Benjamin e Daisy, já adultos. |
É o único momento que Benjamin teme o tempo: ele sabe que
não poderá ser um pai igual aos outros. Com pouco mais de quarenta anos, tem a
aparência de um jovem com metade da idade. Mesmo sob os protestos de Daisy, ele
a abandona com a filha, para que ela reconstrua a vida com outro alguém que
possa ser o pai e o marido que ele acredita que nunca poderá ser. E é o que
acontece.
Anos depois, eles novamente se reencontram. Daisy já é
uma senhora e Benjamin, agora num corpo adolescente, sabe que o tempo está se
esgotando e não quer deixar nada para trás. Ele quer vê-la, senti-la, beijá-la.
Daisy também. A correnteza do tempo é diferente para ambos, entretanto não os
impediu de se amarem.

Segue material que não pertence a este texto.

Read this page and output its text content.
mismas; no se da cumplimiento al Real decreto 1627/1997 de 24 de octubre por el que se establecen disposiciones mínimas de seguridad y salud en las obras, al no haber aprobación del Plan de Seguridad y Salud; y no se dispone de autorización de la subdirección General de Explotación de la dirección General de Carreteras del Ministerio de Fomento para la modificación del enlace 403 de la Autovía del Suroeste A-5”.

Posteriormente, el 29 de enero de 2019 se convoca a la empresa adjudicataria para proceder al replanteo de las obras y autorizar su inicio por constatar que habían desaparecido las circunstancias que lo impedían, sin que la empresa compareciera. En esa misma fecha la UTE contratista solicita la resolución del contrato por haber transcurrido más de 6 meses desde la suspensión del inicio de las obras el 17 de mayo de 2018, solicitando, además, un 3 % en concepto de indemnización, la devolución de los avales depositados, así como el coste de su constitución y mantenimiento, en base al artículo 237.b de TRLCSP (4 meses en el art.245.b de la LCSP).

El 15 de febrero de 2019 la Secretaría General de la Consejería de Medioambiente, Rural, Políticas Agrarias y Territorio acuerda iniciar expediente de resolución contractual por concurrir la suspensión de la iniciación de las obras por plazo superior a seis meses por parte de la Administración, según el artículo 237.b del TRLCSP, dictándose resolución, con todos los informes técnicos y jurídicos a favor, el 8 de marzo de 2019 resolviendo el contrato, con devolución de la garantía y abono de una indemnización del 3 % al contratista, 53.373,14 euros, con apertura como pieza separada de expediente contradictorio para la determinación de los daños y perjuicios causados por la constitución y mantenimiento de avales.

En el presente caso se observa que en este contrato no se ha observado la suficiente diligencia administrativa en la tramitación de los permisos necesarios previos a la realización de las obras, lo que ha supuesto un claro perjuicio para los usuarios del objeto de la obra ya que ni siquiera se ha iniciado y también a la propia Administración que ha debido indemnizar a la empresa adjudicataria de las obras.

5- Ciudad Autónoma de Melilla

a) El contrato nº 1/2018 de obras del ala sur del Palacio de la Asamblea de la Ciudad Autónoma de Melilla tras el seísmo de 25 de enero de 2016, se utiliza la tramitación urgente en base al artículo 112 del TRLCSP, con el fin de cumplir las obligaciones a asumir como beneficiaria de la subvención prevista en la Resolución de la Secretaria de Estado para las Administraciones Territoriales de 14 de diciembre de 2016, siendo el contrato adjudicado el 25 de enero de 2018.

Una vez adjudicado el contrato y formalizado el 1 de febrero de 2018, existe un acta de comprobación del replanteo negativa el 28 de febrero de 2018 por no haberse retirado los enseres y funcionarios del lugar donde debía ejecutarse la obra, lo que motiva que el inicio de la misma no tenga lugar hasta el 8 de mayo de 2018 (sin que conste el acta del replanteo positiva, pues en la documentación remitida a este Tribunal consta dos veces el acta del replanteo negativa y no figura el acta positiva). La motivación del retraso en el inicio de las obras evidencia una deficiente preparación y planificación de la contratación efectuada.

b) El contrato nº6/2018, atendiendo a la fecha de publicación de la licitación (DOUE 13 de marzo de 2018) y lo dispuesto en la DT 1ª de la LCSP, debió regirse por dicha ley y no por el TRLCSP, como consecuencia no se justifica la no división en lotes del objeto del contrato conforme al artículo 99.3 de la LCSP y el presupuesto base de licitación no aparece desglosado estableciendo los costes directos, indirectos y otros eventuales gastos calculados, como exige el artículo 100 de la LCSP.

Apesar de tudo, para Benjamin, valeu a pena viver cada
minuto. Mas realmente aquele encontro será o último.
Benjamin e Daisy, no fim da vida. |
A partir daí, Benjamin, à medida que seu corpo se torna o
de uma criança, vai perdendo tudo o que possuía: o caminhar, o falar... Suas
memórias estão preservadas num diário, mas sua mente dá sinais de demência.
Daisy ainda assim o acompanha. E é nos braços dela, aos oitenta anos e a
aparência de um bebê que ele deixa este mundo, ao mesmo tempo em que o relógio
dos ponteiros ao contrário deixa de funcionar. Ele a olha amorosamente pela
última vez e fecha os olhos para sempre – e assim termina a vida de um homem
que sempre se deixou levar pela correnteza do tempo, metáfora perfeita para
algo tão intrépido quanto a Vida.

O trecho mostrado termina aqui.